I recommend Robert Peston from the BBC for excellent writing on what is happening in Europe:

http://www.bbc.co.uk/news/correspondents/robertpeston/

Responding for myself only, the reason I did not call out Asia and Latin America specifically is that most publishers have spent the last decade focusing selling into Asia and (more recently) Latin America. Publishers have built extensive sales networks, sold to emerging consortia, and fine-tuned price segmentation. Most STM publishers are fairly well established at this point in both regions. While overall economic growth in Latin America and Asia (as well as Russia) is, of course, welcome and will lead to increased sales and/or price leverage, this will not lead to the kind of revenue growth publishers have seen in the last decade as there is just not much market left to grow into.

Kent and Michael there is nothing that you have written with which I would disagree. Asia (China in particular) is a very difficult market and returns are indeed low. To that I would add that the deck in China is stacked against Western publishers.

But none of that changes a fundamental fact. In our working lifetimes the baton will pass from America to China. This year will mark the point where the medical market in China will pass Japan, making China the second largest market in the world. Ten years from now, China will even outspend the United States. Research budgets and the number of researchers are growing at a much faster rate than in the United States.

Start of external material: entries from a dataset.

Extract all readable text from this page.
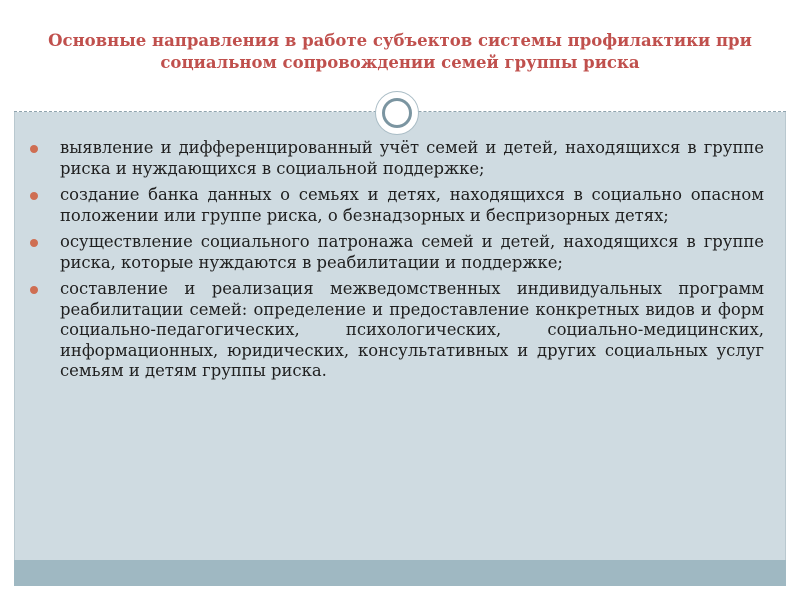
Основные направления в работе субъектов системы профилактики при социальном сопровождении семей группы риска
выявление и дифференцированный учёт семей и детей, находящихся в группе риска и нуждающихся в социальной поддержке;
создание банка данных о семьях и детях, находящихся в социально опасном положении или группе риска, о безнадзорных и беспризорных детях;
осуществление социального патронажа семей и детей, находящихся в группе риска, которые нуждаются в реабилитации и поддержке;
составление и реализация межведомственных индивидуальных программ реабилитации семей: определение и предоставление конкретных видов и форм социально-педагогических, психологических, социально-медицинских, информационных, юридических, консультативных и других социальных услуг семьям и детям группы риска.
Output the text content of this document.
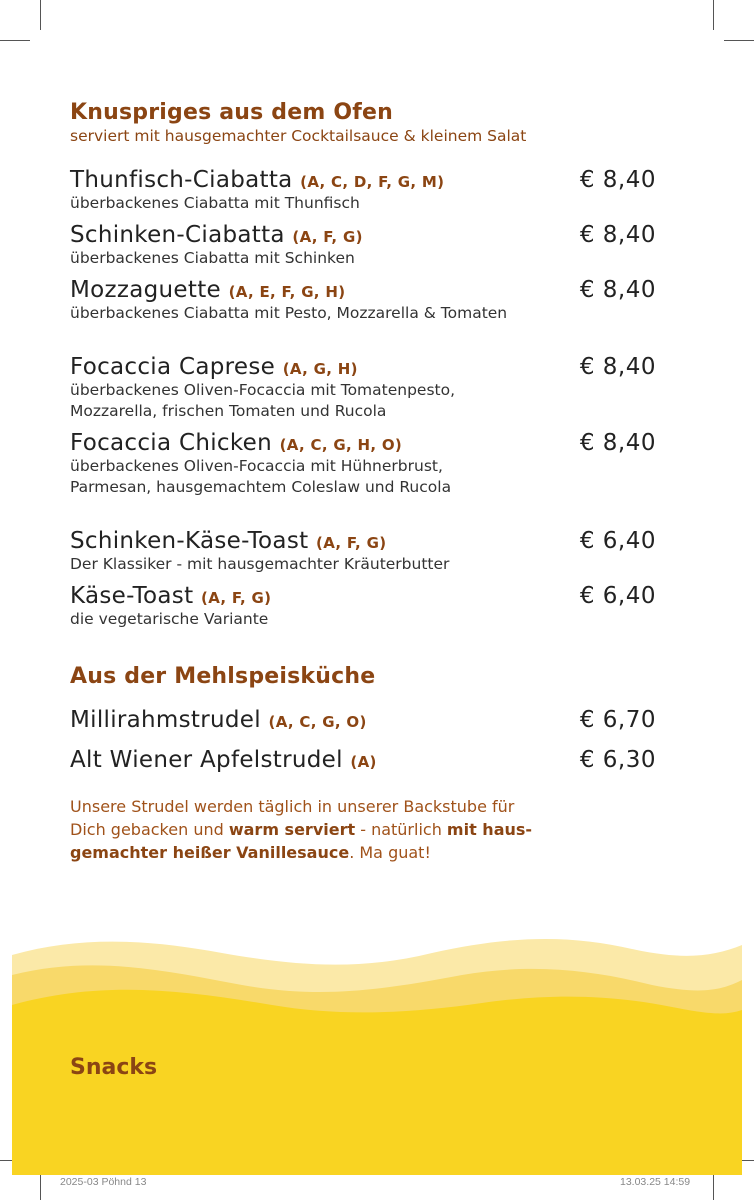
Knuspriges aus dem Ofen
serviert mit hausgemachter Cocktailsauce & kleinem Salat
Thunfisch-Ciabatta (A, C, D, F, G, M)	€ 8,40
überbackenes Ciabatta mit Thunfisch
Schinken-Ciabatta (A, F, G)	€ 8,40
überbackenes Ciabatta mit Schinken
Mozzaguette (A, E, F, G, H)	€ 8,40
überbackenes Ciabatta mit Pesto, Mozzarella & Tomaten
Focaccia Caprese (A, G, H)	€ 8,40
überbackenes Oliven-Focaccia mit Tomatenpesto,
Mozzarella, frischen Tomaten und Rucola
Focaccia Chicken (A, C, G, H, O)	€ 8,40
überbackenes Oliven-Focaccia mit Hühnerbrust,
Parmesan, hausgemachtem Coleslaw und Rucola
Schinken-Käse-Toast (A, F, G)	€ 6,40
Der Klassiker - mit hausgemachter Kräuterbutter
Käse-Toast (A, F, G)	€ 6,40
die vegetarische Variante
Aus der Mehlspeisküche
Millirahmstrudel (A, C, G, O)	€ 6,70
Alt Wiener Apfelstrudel (A)	€ 6,30
Unsere Strudel werden täglich in unserer Backstube für Dich gebacken und warm serviert - natürlich mit haus-gemachter heißer Vanillesauce. Ma guat!
Snacks
2025-03 Pöhnd 13	13.03.25 14:59
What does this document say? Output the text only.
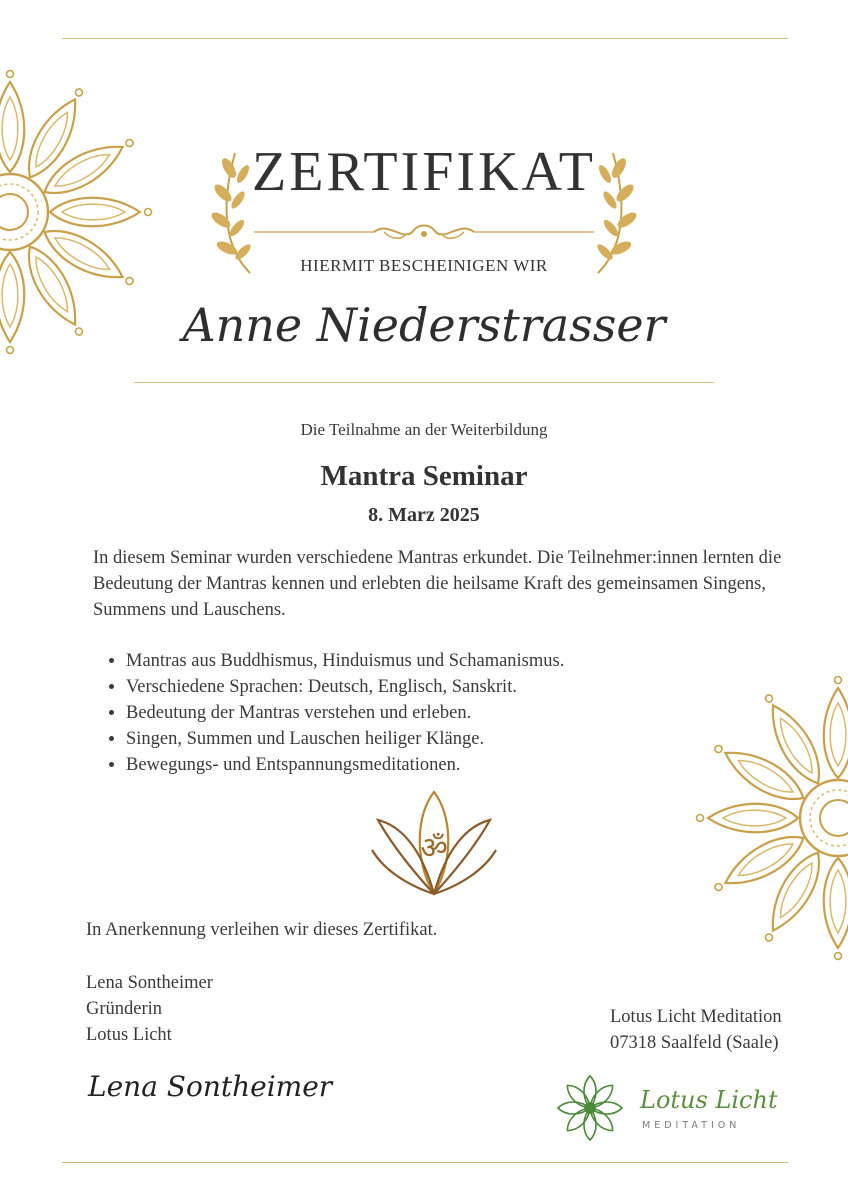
ZERTIFIKAT
HIERMIT BESCHEINIGEN WIR
Anne Niederstrasser
Die Teilnahme an der Weiterbildung
Mantra Seminar
8. Marz 2025
In diesem Seminar wurden verschiedene Mantras erkundet. Die Teilnehmer:innen lernten die Bedeutung der Mantras kennen und erlebten die heilsame Kraft des gemeinsamen Singens, Summens und Lauschens.
• Mantras aus Buddhismus, Hinduismus und Schamanismus.
• Verschiedene Sprachen: Deutsch, Englisch, Sanskrit.
• Bedeutung der Mantras verstehen und erleben.
• Singen, Summen und Lauschen heiliger Klänge.
• Bewegungs- und Entspannungsmeditationen.
ॐ
In Anerkennung verleihen wir dieses Zertifikat.
Lena Sontheimer
Gründerin
Lotus Licht
Lena Sontheimer
Lotus Licht Meditation
07318 Saalfeld (Saale)
Lotus Licht
MEDITATION
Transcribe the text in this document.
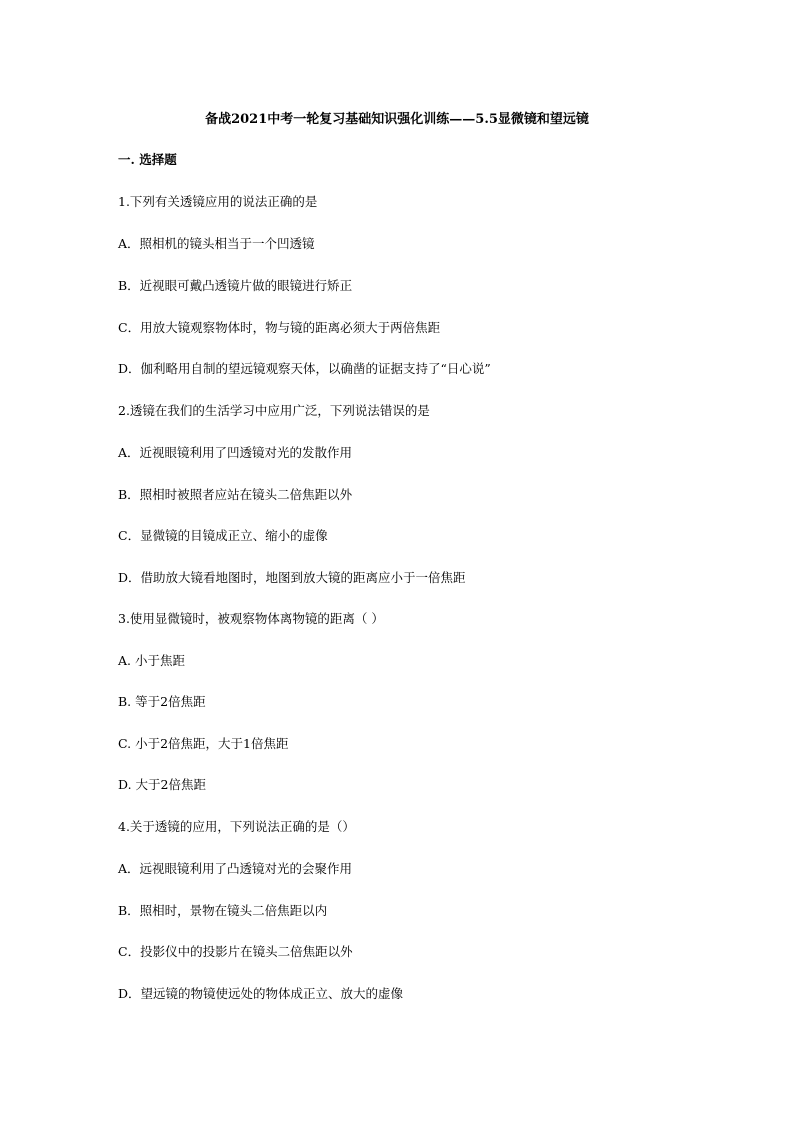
备战2021中考一轮复习基础知识强化训练——5.5显微镜和望远镜
一. 选择题
1.下列有关透镜应用的说法正确的是
A．照相机的镜头相当于一个凹透镜
B．近视眼可戴凸透镜片做的眼镜进行矫正
C．用放大镜观察物体时，物与镜的距离必须大于两倍焦距
D．伽利略用自制的望远镜观察天体，以确凿的证据支持了“日心说”
2.透镜在我们的生活学习中应用广泛，下列说法错误的是
A．近视眼镜利用了凹透镜对光的发散作用
B．照相时被照者应站在镜头二倍焦距以外
C．显微镜的目镜成正立、缩小的虚像
D．借助放大镜看地图时，地图到放大镜的距离应小于一倍焦距
3.使用显微镜时，被观察物体离物镜的距离（ ）
A. 小于焦距
B. 等于2倍焦距
C. 小于2倍焦距，大于1倍焦距
D. 大于2倍焦距
4.关于透镜的应用，下列说法正确的是（）
A．远视眼镜利用了凸透镜对光的会聚作用
B．照相时，景物在镜头二倍焦距以内
C．投影仪中的投影片在镜头二倍焦距以外
D．望远镜的物镜使远处的物体成正立、放大的虚像
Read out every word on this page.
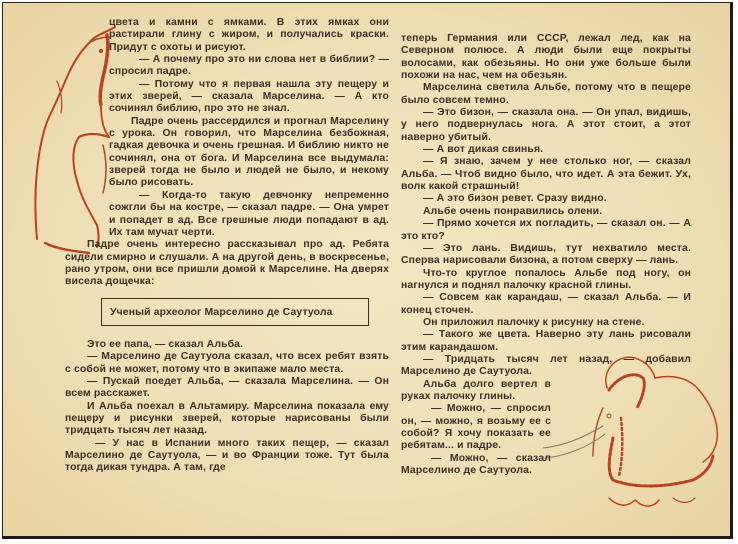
цвета и камни с ямками. В этих ямках они растирали глину с жиром, и получались краски. Придут с охоты и рисуют.

— А почему про это ни слова нет в библии? — спросил падре.

— Потому что я первая нашла эту пещеру и этих зверей, — сказала Марселина. — А кто сочинял библию, про это не знал.

Падре очень рассердился и прогнал Марселину с урока. Он говорил, что Марселина безбожная, гадкая девочка и очень грешная. И библию никто не сочинял, она от бога. И Марселина все выдумала: зверей тогда не было и людей не было, и некому было рисовать.

— Когда-то такую девчонку непременно сожгли бы на костре, — сказал падре. — Она умрет и попадет в ад. Все грешные люди попадают в ад. Их там мучат черти.

Падре очень интересно рассказывал про ад. Ребята сидели смирно и слушали. А на другой день, в воскресенье, рано утром, они все пришли домой к Марселине. На дверях висела дощечка:

Ученый археолог Марселино де Саутуола

Это ее папа, — сказал Альба.

— Марселино де Саутуола сказал, что всех ребят взять с собой не может, потому что в экипаже мало места.

— Пускай поедет Альба, — сказала Марселина. — Он всем расскажет.

И Альба поехал в Альтамиру. Марселина показала ему пещеру и рисунки зверей, которые нарисованы были тридцать тысяч лет назад.

— У нас в Испании много таких пещер, — сказал Марселино де Саутуола, — и во Франции тоже. Тут была тогда дикая тундра. А там, где

теперь Германия или СССР, лежал лед, как на Северном полюсе. А люди были еще покрыты волосами, как обезьяны. Но они уже больше были похожи на нас, чем на обезьян.

Марселина светила Альбе, потому что в пещере было совсем темно.

— Это бизон, — сказала она. — Он упал, видишь, у него подвернулась нога. А этот стоит, а этот наверно убитый.

— А вот дикая свинья.

— Я знаю, зачем у нее столько ног, — сказал Альба. — Чтоб видно было, что идет. А эта бежит. Ух, волк какой страшный!

— А это бизон ревет. Сразу видно.

Альбе очень понравились олени.

— Прямо хочется их погладить, — сказал он. — А это кто?

— Это лань. Видишь, тут нехватило места. Сперва нарисовали бизона, а потом сверху — лань.

Что-то круглое попалось Альбе под ногу, он нагнулся и поднял палочку красной глины.

— Совсем как карандаш, — сказал Альба. — И конец сточен.

Он приложил палочку к рисунку на стене.

— Такого же цвета. Наверно эту лань рисовали этим карандашом.

— Тридцать тысяч лет назад, — добавил Марселино де Саутуола.

Альба долго вертел в руках палочку глины.

— Можно, — спросил он, — можно, я возьму ее с собой? Я хочу показать ее ребятам... и падре.

— Можно, — сказал Марселино де Саутуола.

I firmly believe that one should never offer a projection, the future is too hard to predict and there are many unknowns. But I will go out on a limb here. By the year 2025, global publishers should be generating at least 25% of their revenues from China alone, Asia as a whole should account for more than 33%. If I am right Asia and not Europe or North America will be the world’s largest publishing market. Certainly by that date Asia will account for more than 25% of published research (putting it on a par with the USA).

My point is, if I am right, this would represent a fundamental shift in our business that is at least equal to the shift caused by technological change. For that reason, I think this change would warrant a mention in a blog entitled; “how do you see the economy factoring into publishing decisions?” China will move (or should) from being an emerging market where publishers can gain a few extra sales to a market that is as central to our plans as the US. By 2025 global publishers should be spending as much time money and effort on China as they do on the US. That would represent a dramatic change from present practice. One could even argue that the US should be of secondary importance to China.

Kent, you have been a great advocate on how the new technology could be used to provide new services and products in North America. In the future, we will need to think of products and services specific not only to American and European scientists but to Chinese as well.